Do aggregate earnings (for example, for the S&P 500) predict stock market behavior? In their 2008 paper entitled “Aggregate Earnings, Firm-Level Earnings and Expected Stock Returns”, Turan Bali, Ozgur Demirtas and Hassan Tehranian analyze the predictability of stock returns using market, industry and firm-level earnings. Using monthly stock return data and quarterly fundamentals data for a broad range of U.S. stocks focused mostly on the period from mid-1972 through 2002, they conclude that:
- The level of aggregate earnings does not forecast overall stock market behavior robustly across different stock portfolios and sample periods.

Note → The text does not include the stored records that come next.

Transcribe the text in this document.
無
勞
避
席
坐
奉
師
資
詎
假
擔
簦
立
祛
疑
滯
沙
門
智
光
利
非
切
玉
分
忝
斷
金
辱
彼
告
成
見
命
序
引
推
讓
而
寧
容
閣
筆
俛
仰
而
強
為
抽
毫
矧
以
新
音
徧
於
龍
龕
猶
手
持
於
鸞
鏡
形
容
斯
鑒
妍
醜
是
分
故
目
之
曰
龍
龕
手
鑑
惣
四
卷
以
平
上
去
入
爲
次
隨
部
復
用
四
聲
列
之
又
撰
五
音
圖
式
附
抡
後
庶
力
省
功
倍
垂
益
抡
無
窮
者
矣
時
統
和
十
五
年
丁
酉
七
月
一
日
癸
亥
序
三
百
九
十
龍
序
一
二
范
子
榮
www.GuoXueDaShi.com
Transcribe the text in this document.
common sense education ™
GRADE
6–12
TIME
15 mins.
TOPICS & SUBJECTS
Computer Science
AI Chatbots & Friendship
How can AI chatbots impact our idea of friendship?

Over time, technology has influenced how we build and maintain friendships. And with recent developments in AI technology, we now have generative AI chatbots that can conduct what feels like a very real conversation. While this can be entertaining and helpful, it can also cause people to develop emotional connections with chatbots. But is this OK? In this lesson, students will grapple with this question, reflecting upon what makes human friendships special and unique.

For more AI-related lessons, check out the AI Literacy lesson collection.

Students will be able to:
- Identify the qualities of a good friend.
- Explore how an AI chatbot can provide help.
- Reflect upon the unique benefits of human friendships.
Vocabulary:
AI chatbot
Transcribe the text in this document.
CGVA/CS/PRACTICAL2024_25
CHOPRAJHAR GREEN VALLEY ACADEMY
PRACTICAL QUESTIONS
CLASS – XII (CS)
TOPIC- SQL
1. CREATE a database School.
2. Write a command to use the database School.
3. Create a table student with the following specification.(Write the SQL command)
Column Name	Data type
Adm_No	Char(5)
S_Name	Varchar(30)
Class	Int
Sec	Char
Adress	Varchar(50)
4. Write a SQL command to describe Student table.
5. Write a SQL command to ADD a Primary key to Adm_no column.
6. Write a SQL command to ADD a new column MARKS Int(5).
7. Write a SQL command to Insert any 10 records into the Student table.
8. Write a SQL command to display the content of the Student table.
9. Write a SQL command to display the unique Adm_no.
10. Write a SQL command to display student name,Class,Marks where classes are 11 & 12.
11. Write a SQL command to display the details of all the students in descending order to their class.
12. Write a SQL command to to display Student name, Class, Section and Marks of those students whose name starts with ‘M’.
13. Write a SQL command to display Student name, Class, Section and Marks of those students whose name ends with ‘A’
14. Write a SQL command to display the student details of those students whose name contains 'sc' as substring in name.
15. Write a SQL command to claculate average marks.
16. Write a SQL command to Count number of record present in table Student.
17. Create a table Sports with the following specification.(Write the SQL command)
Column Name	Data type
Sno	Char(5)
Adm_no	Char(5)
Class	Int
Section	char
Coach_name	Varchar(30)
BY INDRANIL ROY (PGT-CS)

The variability in aggregate earnings is noise.
- In contrast to the aggregate-level findings, earnings and earnings yield relate positively to firm-level stock returns and finely segmented (48 industries) industry portfolio returns. However, earnings yield is not predictive of returns for grossly segmented (17 industries) industry portfolios. Only the
unsystematic (idiosyncratic) portion of firm-level earnings is informative about future stock returns. Aggregating earnings across a broad set of stocks diversifies away this informativeness. - At the firm level, both the mean-reversion of stock prices and the correlation of earnings with future stock returns contribute significantly to the forecasting power of earnings yield.
In summary, evidence indicates that aggregate earnings alone are not a useful predictor of overall stock market behavior, but firm-level (highly segmented industry) earnings are useful for predicting returns of individual stocks (highly segmented industries).
These findings are unfriendly to models that attempt to use aggregate earnings to predict overall stock market behavior.